There have been previous indications Hamas indeed has agents operating inside the US.
In August 2004, Ismail Selim Elbarasse, a long-time Hamas money man, was arrested reportedly after authorities witnessed his wife videotaping Maryland's Chesapeake Bay Bridge from their SUV as Elbarasse drove. The images captured by Mr. Elbarasse's wife included close-ups of cables and other features "integral to the structural integrity of the bridge," according to court papers.
In an FBI affidavit requesting a search warrant for Elbarasse's house obtained by WND, special FBI agent Shawn Devroude states, "In previous years, al-Qaeda commanders and officials stationed in Western countries, including the United States, have recruited Hamas operatives and volunteers to carry out reconnaissance or serve as couriers.

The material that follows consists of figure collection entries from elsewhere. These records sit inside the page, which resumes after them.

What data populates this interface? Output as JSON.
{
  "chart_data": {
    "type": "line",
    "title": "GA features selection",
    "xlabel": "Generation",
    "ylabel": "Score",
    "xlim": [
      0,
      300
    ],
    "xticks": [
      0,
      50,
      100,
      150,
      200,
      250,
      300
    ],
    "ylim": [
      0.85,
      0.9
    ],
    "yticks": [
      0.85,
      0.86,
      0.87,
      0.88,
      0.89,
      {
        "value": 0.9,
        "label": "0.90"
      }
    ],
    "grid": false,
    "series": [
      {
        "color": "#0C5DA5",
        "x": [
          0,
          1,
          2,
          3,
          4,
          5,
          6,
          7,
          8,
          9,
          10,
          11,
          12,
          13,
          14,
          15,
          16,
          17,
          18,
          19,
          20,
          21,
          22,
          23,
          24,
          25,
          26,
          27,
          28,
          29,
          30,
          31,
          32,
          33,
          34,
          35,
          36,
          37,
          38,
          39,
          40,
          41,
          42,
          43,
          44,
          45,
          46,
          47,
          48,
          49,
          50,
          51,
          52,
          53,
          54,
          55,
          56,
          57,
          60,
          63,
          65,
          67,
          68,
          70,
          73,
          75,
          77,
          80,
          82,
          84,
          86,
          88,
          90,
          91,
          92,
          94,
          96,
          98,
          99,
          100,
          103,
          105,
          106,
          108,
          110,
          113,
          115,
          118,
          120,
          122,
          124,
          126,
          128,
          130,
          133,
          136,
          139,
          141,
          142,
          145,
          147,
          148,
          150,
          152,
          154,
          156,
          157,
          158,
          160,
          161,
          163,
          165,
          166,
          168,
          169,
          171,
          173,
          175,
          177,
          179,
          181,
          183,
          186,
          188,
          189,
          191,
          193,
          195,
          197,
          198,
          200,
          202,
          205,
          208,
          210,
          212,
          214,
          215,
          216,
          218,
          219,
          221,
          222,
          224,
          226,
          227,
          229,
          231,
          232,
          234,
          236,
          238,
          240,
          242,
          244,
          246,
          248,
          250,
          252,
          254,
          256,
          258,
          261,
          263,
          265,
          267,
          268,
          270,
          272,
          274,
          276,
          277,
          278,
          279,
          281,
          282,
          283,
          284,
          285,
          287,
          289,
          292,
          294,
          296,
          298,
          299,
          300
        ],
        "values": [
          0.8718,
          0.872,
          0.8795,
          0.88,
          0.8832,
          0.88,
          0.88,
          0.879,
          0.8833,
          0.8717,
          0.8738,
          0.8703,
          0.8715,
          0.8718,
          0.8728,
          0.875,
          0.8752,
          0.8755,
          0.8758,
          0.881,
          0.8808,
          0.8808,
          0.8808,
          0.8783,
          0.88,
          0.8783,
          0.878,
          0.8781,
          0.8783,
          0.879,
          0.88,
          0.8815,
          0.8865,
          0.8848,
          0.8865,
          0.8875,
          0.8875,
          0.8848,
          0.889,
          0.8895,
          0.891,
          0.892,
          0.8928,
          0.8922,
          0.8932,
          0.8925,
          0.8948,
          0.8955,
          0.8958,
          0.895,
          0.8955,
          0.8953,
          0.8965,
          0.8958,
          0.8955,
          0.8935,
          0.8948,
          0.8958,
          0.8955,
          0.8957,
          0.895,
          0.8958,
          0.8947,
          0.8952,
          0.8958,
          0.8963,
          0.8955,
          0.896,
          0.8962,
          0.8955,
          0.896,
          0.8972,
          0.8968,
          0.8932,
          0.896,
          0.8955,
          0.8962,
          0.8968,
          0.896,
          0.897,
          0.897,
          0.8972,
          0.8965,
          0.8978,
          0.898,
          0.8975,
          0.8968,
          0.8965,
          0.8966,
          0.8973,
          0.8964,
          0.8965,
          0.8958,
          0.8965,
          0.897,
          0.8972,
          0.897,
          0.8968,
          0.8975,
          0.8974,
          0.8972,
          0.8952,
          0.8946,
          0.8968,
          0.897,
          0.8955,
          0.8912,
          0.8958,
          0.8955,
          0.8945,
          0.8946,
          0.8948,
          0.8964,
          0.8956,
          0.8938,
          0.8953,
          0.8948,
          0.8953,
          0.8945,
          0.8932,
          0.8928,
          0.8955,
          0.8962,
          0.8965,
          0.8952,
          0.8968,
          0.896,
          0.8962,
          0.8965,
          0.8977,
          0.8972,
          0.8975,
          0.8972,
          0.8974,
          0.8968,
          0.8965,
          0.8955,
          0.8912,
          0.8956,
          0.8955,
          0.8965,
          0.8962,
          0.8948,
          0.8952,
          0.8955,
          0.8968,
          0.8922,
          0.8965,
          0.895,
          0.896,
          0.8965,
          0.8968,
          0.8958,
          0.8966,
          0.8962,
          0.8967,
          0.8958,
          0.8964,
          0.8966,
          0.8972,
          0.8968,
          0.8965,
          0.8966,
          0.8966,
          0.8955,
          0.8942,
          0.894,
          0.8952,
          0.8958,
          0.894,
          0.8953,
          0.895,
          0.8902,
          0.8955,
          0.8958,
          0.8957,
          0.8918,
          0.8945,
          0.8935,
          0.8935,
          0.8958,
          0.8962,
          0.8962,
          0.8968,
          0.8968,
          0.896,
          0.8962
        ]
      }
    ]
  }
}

"With the increased law enforcement pressure since 9-11, there has been a renewed emphasis by al-Qaeda to find confirmed jihadist supporters in the US by trying to enlist proven members of other groups such as Hamas to make up for the vacuum on the field level."
Ashqar, under house arrest in Virginia, denied to WND he was involved with Hamas fundraising and claimed doesn't know of any Hamas networks operating in America.
In November 2003, Jamal Aqal, a Canadian immigrant born in Gaza, was arrested in Israel under suspicion of receiving weapons and explosives training from Hamas for use in future terror attacks in Canada and New York City. Aqal pleaded guilty in 2004 to planning to kill American and Canadian Jewish leaders and Israeli officials traveling in the US.